SUMMARY OF THE INVENTION
One aspect of the present invention is a progressive metal forming
die having a self-contained stock lifter that includes a base plate
with two vertical through holes adjacent opposite sides, and a
vertical spring unit aperture located between the through holes.
The stock lifter also includes a lifter bar having two vertical
through holes in vertical registry with the base plate through
holes. Two rigid guide shafts are mounted in the base plate through
holes to permit the lifter bar to reciprocate in a manner which
selectively lifts stock in the die to permit longitudinally
shifting the stock along the multiple die stations. A spring unit
has a base retained in the spring unit aperture, and a
reciprocating rod biased outwardly, with a free end abutting a
central portion of the lifter bar to shift the base plate and
lifter bar to an extended position, thereby defining a fully
self-contained unit that can be readily mounted in and removed from
the die to reduce design, manufacturing and repair costs.

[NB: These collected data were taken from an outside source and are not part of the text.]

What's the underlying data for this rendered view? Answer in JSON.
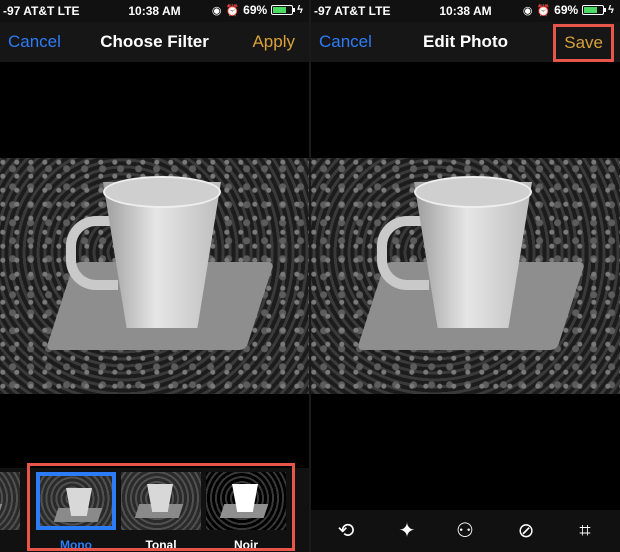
{
  "left_screen": {
    "status": {
      "carrier": "-97 AT&T  LTE",
      "time": "10:38 AM",
      "battery": "69%"
    },
    "nav": {
      "cancel": "Cancel",
      "title": "Choose Filter",
      "apply": "Apply"
    },
    "filters": [
      {
        "label": "e",
        "selected": false
      },
      {
        "label": "Mono",
        "selected": true
      },
      {
        "label": "Tonal",
        "selected": false
      },
      {
        "label": "Noir",
        "selected": false
      }
    ]
  },
  "right_screen": {
    "status": {
      "carrier": "-97 AT&T  LTE",
      "time": "10:38 AM",
      "battery": "69%"
    },
    "nav": {
      "cancel": "Cancel",
      "title": "Edit Photo",
      "save": "Save"
    },
    "toolbar": [
      {
        "icon": "rotate-icon"
      },
      {
        "icon": "magic-wand-icon"
      },
      {
        "icon": "filters-icon"
      },
      {
        "icon": "red-eye-icon"
      },
      {
        "icon": "crop-icon"
      }
    ]
  },
  "colors": {
    "accent_blue": "#2c7cf6",
    "accent_gold": "#d9a13a",
    "highlight_red": "#e8554a",
    "battery_green": "#4cd964"
  }
}
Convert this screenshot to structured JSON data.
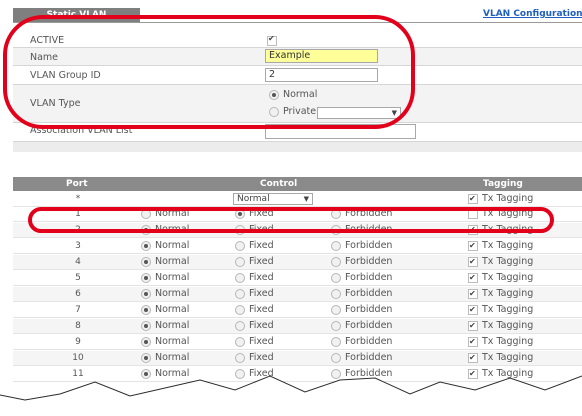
{
  "tab": "Static VLAN",
  "link": "VLAN Configuration",
  "form": {
    "active_label": "ACTIVE",
    "name_label": "Name",
    "name_value": "Example",
    "group_label": "VLAN Group ID",
    "group_value": "2",
    "type_label": "VLAN Type",
    "type_normal": "Normal",
    "type_private": "Private",
    "assoc_label": "Association VLAN List"
  },
  "table": {
    "col_port": "Port",
    "col_control": "Control",
    "col_tagging": "Tagging",
    "all_row": {
      "port": "*",
      "control": "Normal",
      "tagging": "Tx Tagging"
    },
    "opt_normal": "Normal",
    "opt_fixed": "Fixed",
    "opt_forbidden": "Forbidden",
    "tx_label": "Tx Tagging",
    "rows": [
      {
        "port": "1",
        "control": "fixed",
        "tx": false
      },
      {
        "port": "2",
        "control": "normal",
        "tx": true
      },
      {
        "port": "3",
        "control": "normal",
        "tx": true
      },
      {
        "port": "4",
        "control": "normal",
        "tx": true
      },
      {
        "port": "5",
        "control": "normal",
        "tx": true
      },
      {
        "port": "6",
        "control": "normal",
        "tx": true
      },
      {
        "port": "7",
        "control": "normal",
        "tx": true
      },
      {
        "port": "8",
        "control": "normal",
        "tx": true
      },
      {
        "port": "9",
        "control": "normal",
        "tx": true
      },
      {
        "port": "10",
        "control": "normal",
        "tx": true
      },
      {
        "port": "11",
        "control": "normal",
        "tx": true
      }
    ]
  },
  "colors": {
    "highlight": "#e3001b",
    "link": "#1f5fbf",
    "header": "#8a8a8a"
  }
}
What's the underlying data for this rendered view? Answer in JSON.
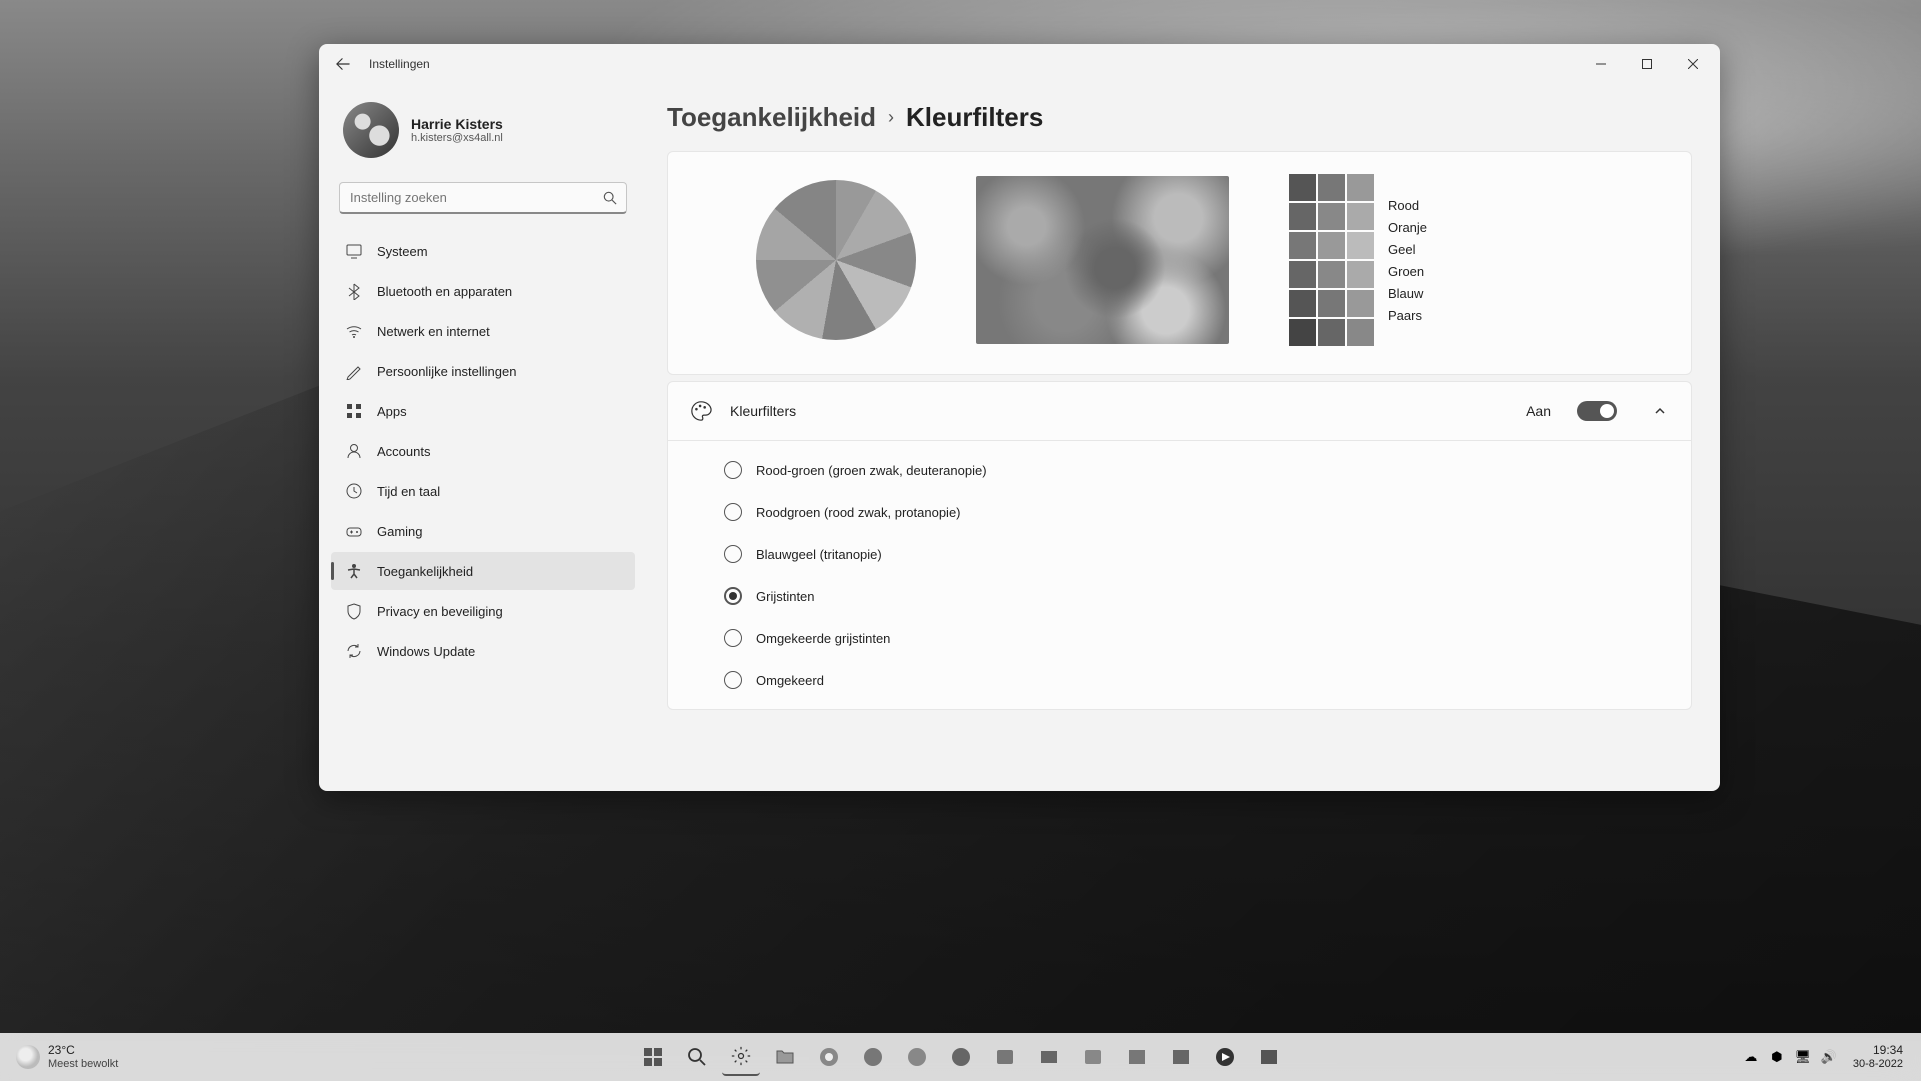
{
  "window": {
    "title": "Instellingen",
    "user": {
      "name": "Harrie Kisters",
      "email": "h.kisters@xs4all.nl"
    },
    "search_placeholder": "Instelling zoeken"
  },
  "sidebar": {
    "items": [
      {
        "label": "Systeem",
        "icon": "monitor"
      },
      {
        "label": "Bluetooth en apparaten",
        "icon": "bluetooth"
      },
      {
        "label": "Netwerk en internet",
        "icon": "wifi"
      },
      {
        "label": "Persoonlijke instellingen",
        "icon": "brush"
      },
      {
        "label": "Apps",
        "icon": "apps"
      },
      {
        "label": "Accounts",
        "icon": "person"
      },
      {
        "label": "Tijd en taal",
        "icon": "clock"
      },
      {
        "label": "Gaming",
        "icon": "gamepad"
      },
      {
        "label": "Toegankelijkheid",
        "icon": "accessibility",
        "active": true
      },
      {
        "label": "Privacy en beveiliging",
        "icon": "shield"
      },
      {
        "label": "Windows Update",
        "icon": "update"
      }
    ]
  },
  "breadcrumb": {
    "parent": "Toegankelijkheid",
    "current": "Kleurfilters"
  },
  "preview": {
    "color_labels": [
      "Rood",
      "Oranje",
      "Geel",
      "Groen",
      "Blauw",
      "Paars"
    ]
  },
  "toggle": {
    "label": "Kleurfilters",
    "state_text": "Aan",
    "on": true
  },
  "filter_options": [
    {
      "label": "Rood-groen (groen zwak, deuteranopie)",
      "selected": false
    },
    {
      "label": "Roodgroen (rood zwak, protanopie)",
      "selected": false
    },
    {
      "label": "Blauwgeel (tritanopie)",
      "selected": false
    },
    {
      "label": "Grijstinten",
      "selected": true
    },
    {
      "label": "Omgekeerde grijstinten",
      "selected": false
    },
    {
      "label": "Omgekeerd",
      "selected": false
    }
  ],
  "taskbar": {
    "weather": {
      "temp": "23°C",
      "condition": "Meest bewolkt"
    },
    "time": "19:34",
    "date": "30-8-2022"
  }
}
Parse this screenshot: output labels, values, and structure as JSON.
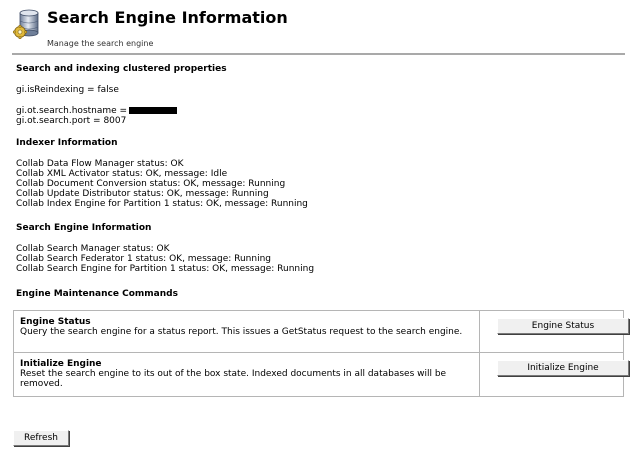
{
  "header": {
    "title": "Search Engine Information",
    "subtitle": "Manage the search engine",
    "icon": "database-gear-icon"
  },
  "sections": {
    "clustered": {
      "heading": "Search and indexing clustered properties",
      "reindexing": "gi.isReindexing = false",
      "hostname_label": "gi.ot.search.hostname =",
      "port": "gi.ot.search.port = 8007"
    },
    "indexer": {
      "heading": "Indexer Information",
      "lines": [
        "Collab Data Flow Manager status: OK",
        "Collab XML Activator status: OK, message: Idle",
        "Collab Document Conversion status: OK, message: Running",
        "Collab Update Distributor status: OK, message: Running",
        "Collab Index Engine for Partition 1 status: OK, message: Running"
      ]
    },
    "search_engine": {
      "heading": "Search Engine Information",
      "lines": [
        "Collab Search Manager status: OK",
        "Collab Search Federator 1 status: OK, message: Running",
        "Collab Search Engine for Partition 1 status: OK, message: Running"
      ]
    },
    "maintenance": {
      "heading": "Engine Maintenance Commands"
    }
  },
  "commands": [
    {
      "title": "Engine Status",
      "description": "Query the search engine for a status report. This issues a GetStatus request to the search engine.",
      "button_label": "Engine Status"
    },
    {
      "title": "Initialize Engine",
      "description": "Reset the search engine to its out of the box state. Indexed documents in all databases will be removed.",
      "button_label": "Initialize Engine"
    }
  ],
  "footer": {
    "refresh_label": "Refresh"
  }
}
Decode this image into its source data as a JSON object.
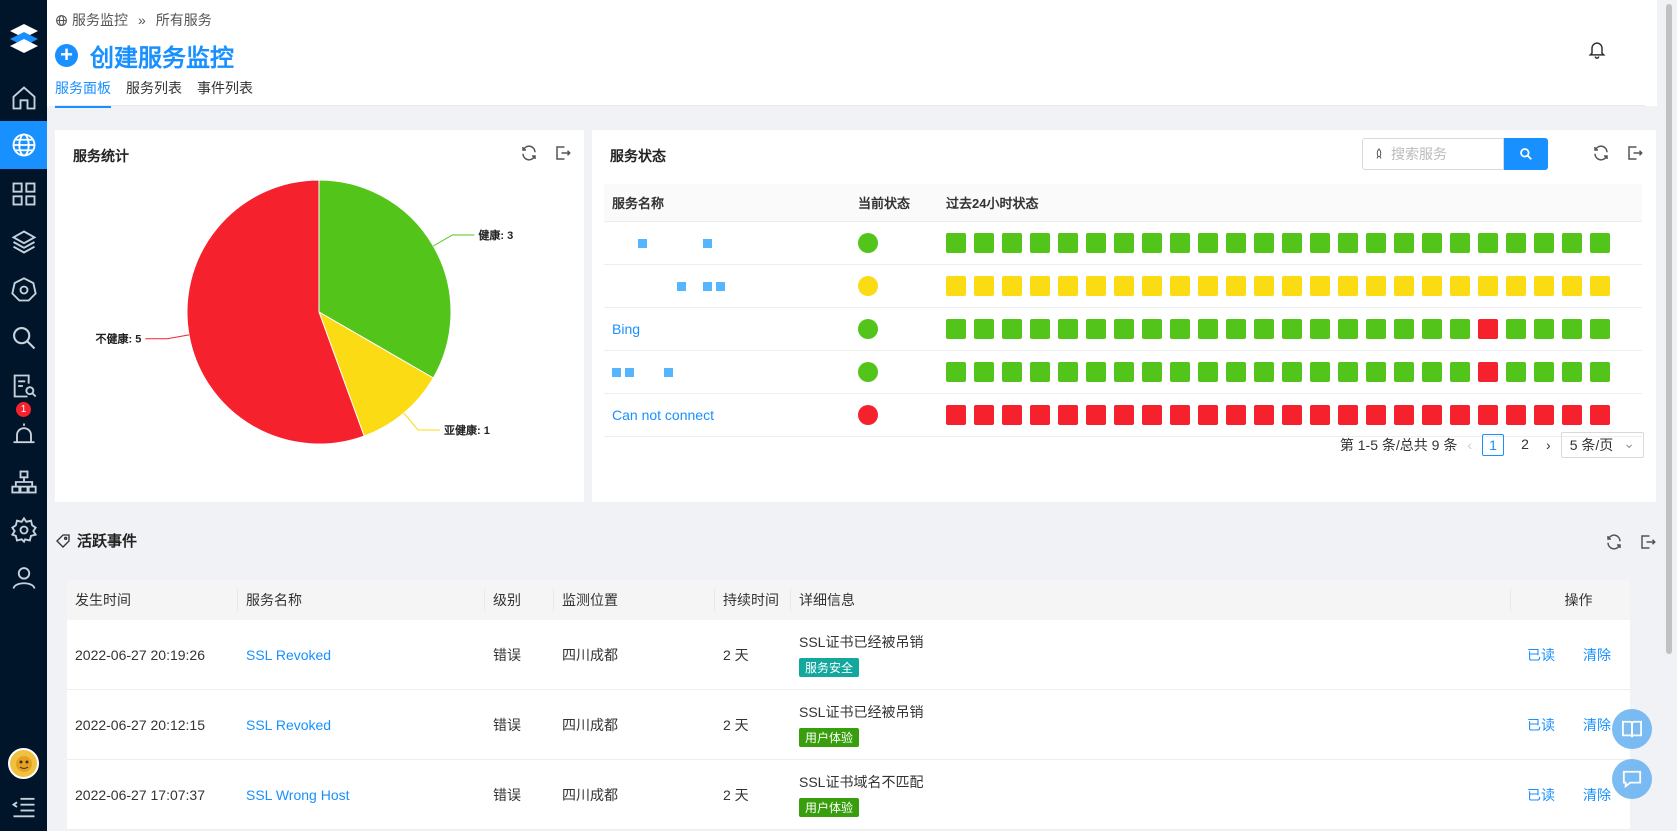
{
  "breadcrumb": {
    "root": "服务监控",
    "sep": "»",
    "current": "所有服务"
  },
  "header": {
    "title": "创建服务监控"
  },
  "tabs": [
    {
      "label": "服务面板"
    },
    {
      "label": "服务列表"
    },
    {
      "label": "事件列表"
    }
  ],
  "stats_card": {
    "title": "服务统计"
  },
  "chart_data": {
    "type": "pie",
    "slices": [
      {
        "label": "健康: 3",
        "value": 3,
        "color": "#52c41a"
      },
      {
        "label": "亚健康: 1",
        "value": 1,
        "color": "#fadb14"
      },
      {
        "label": "不健康: 5",
        "value": 5,
        "color": "#f5222d"
      }
    ]
  },
  "status_card": {
    "title": "服务状态",
    "search_placeholder": "搜索服务",
    "columns": {
      "name": "服务名称",
      "current": "当前状态",
      "history": "过去24小时状态"
    },
    "rows": [
      {
        "name": "",
        "current": "green",
        "history": "gggggggggggggggggggggggg"
      },
      {
        "name": "",
        "current": "yellow",
        "history": "yyyyyyyyyyyyyyyyyyyyyyyy"
      },
      {
        "name": "Bing",
        "current": "green",
        "history": "gggggggggggggggggggrgggg"
      },
      {
        "name": "",
        "current": "green",
        "history": "gggggggggggggggggggrgggg"
      },
      {
        "name": "Can not connect",
        "current": "red",
        "history": "rrrrrrrrrrrrrrrrrrrrrrrr"
      }
    ],
    "pager": {
      "summary": "第 1-5 条/总共 9 条",
      "page1": "1",
      "page2": "2",
      "size": "5 条/页"
    }
  },
  "events": {
    "title": "活跃事件",
    "columns": {
      "time": "发生时间",
      "name": "服务名称",
      "level": "级别",
      "location": "监测位置",
      "duration": "持续时间",
      "detail": "详细信息",
      "ops": "操作"
    },
    "rows": [
      {
        "time": "2022-06-27 20:19:26",
        "name": "SSL Revoked",
        "level": "错误",
        "location": "四川成都",
        "duration": "2 天",
        "detail": "SSL证书已经被吊销",
        "tag": "服务安全",
        "read": "已读",
        "clear": "清除"
      },
      {
        "time": "2022-06-27 20:12:15",
        "name": "SSL Revoked",
        "level": "错误",
        "location": "四川成都",
        "duration": "2 天",
        "detail": "SSL证书已经被吊销",
        "tag": "用户体验",
        "read": "已读",
        "clear": "清除"
      },
      {
        "time": "2022-06-27 17:07:37",
        "name": "SSL Wrong Host",
        "level": "错误",
        "location": "四川成都",
        "duration": "2 天",
        "detail": "SSL证书域名不匹配",
        "tag": "用户体验",
        "read": "已读",
        "clear": "清除"
      }
    ]
  },
  "sidebar": {
    "badge": "1"
  },
  "colors": {
    "green": "#52c41a",
    "yellow": "#fadb14",
    "red": "#f5222d",
    "accent": "#1890ff"
  }
}
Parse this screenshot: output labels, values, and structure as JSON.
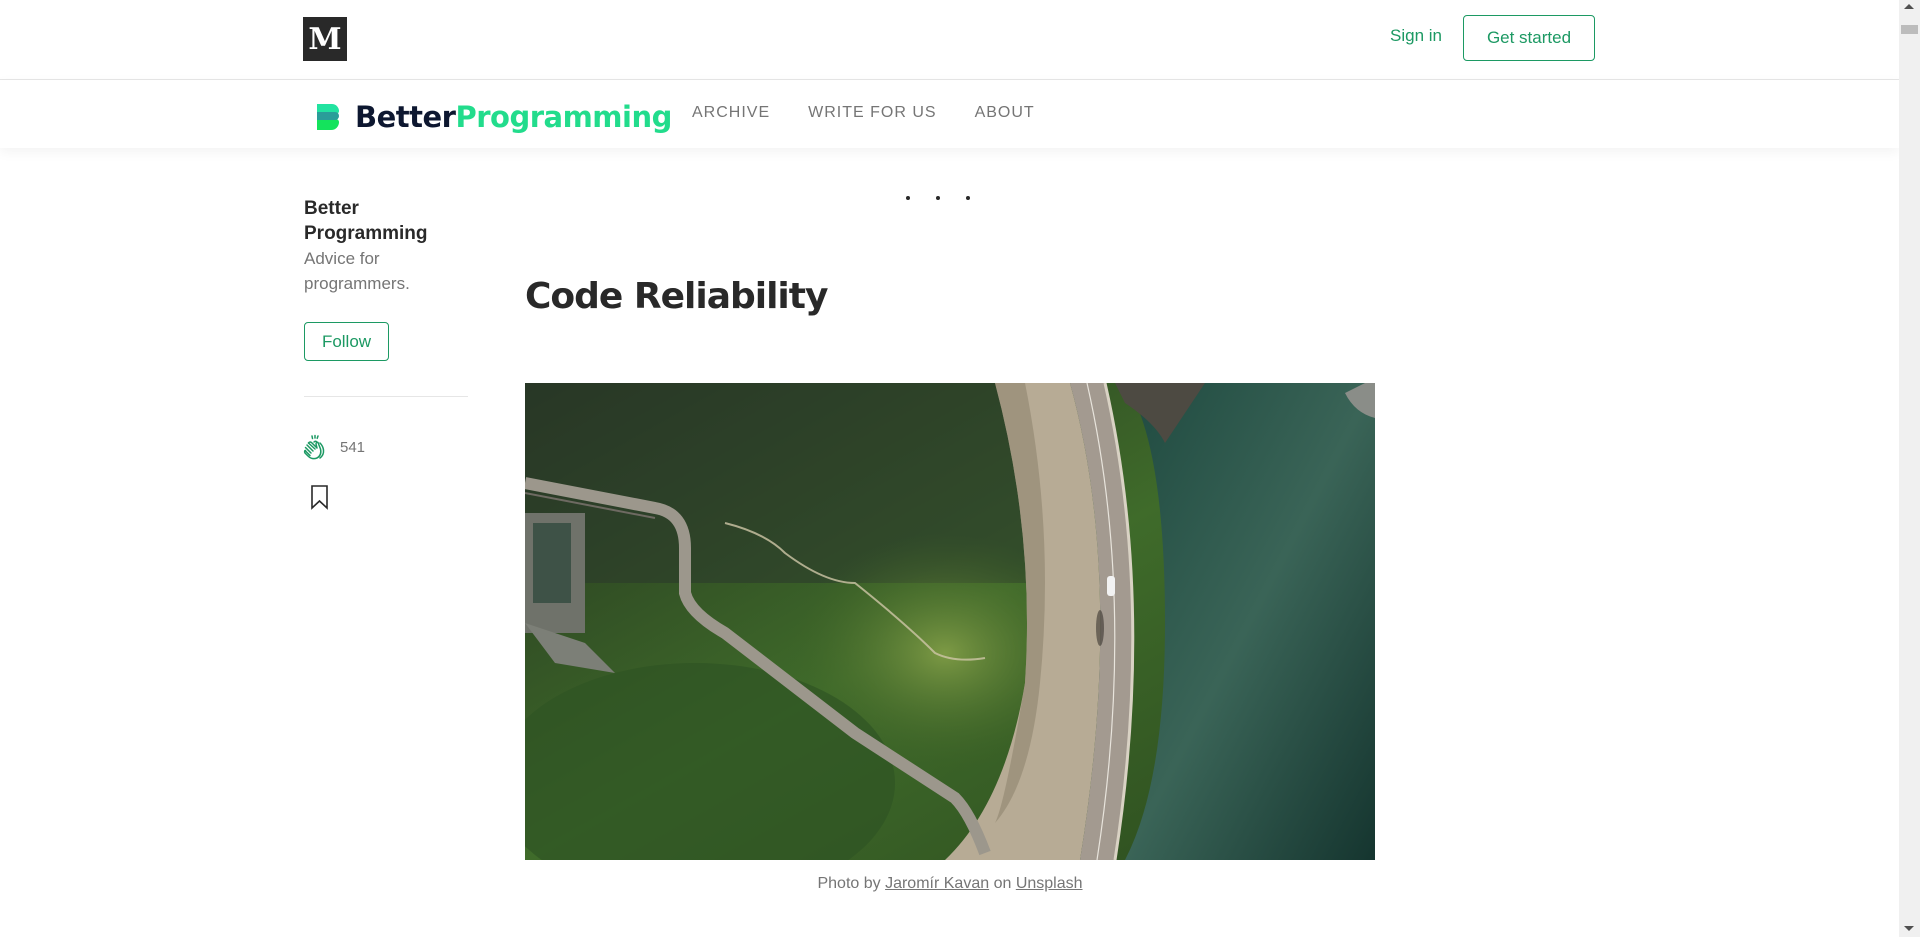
{
  "topbar": {
    "logo_letter": "M",
    "sign_in_label": "Sign in",
    "get_started_label": "Get started"
  },
  "publication": {
    "name_part1": "Better",
    "name_part2": "Programming",
    "nav": [
      {
        "label": "ARCHIVE"
      },
      {
        "label": "WRITE FOR US"
      },
      {
        "label": "ABOUT"
      }
    ]
  },
  "sidebar": {
    "title": "Better Programming",
    "description": "Advice for programmers.",
    "follow_label": "Follow",
    "clap_count": "541"
  },
  "article": {
    "title": "Code Reliability",
    "caption": {
      "prefix": "Photo by ",
      "author": "Jaromír Kavan",
      "middle": " on ",
      "source": "Unsplash"
    }
  },
  "colors": {
    "accent": "#1c9963",
    "brand_dark": "#0d1730",
    "brand_green": "#22dc8c"
  }
}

Another aspect of the present invention provides a method for
making progressive metal forming dies and the like of the type
having a lower die block, multiple metal forming stations, and a
stock lifter which selectively lifts stock to permit shifting the
stock longitudinally along the multiple stations. The stock lifter
includes a base plate having opposite sides. First and second
vertically oriented, mutually parallel mounting apertures are
formed completely through the stock lifter base plate adjacent the
opposite sides thereof. At least one fastener mechanism is formed
in the stock lifter for connecting the stock lifter to the lower
die block of the metal forming die. At least one vertically
oriented spring aperture is formed completely through the stock
lifter base plate at a location generally intermediate the first
and second mounting apertures. A lifter bar is provided, wherein
third and fourth vertically oriented, mutually parallel mounting
apertures are formed completely through the same, adjacent the
opposite sides thereof, for vertical registry with the first and
second guide shaft mounting apertures. At least two rigid guide
shafts are provided, and are positioned between the base plate and
the lifter bar so that ends thereof are received in the base plate
mounting apertures to permit the lifter bar to reciprocate between
extended and retracted positions to selectively lift the stock in
the metal forming die and permit shifting the stock longitudinally
along the multiple stations of the metal forming die. A
self-contained spring unit is provided of the type having a base
portion with a reciprocating rod portion extending outwardly
thereof, and being biased outwardly to an extended position. The
self-contained spring unit is positioned between the base plate and
the lifter bar, such that the base portion of the spring unit is
received and retained in the spring unit aperture of the base
plate, and the free end of the rod portion abuts a central portion
of the lifter bar to shift the lifter bar to the extended position.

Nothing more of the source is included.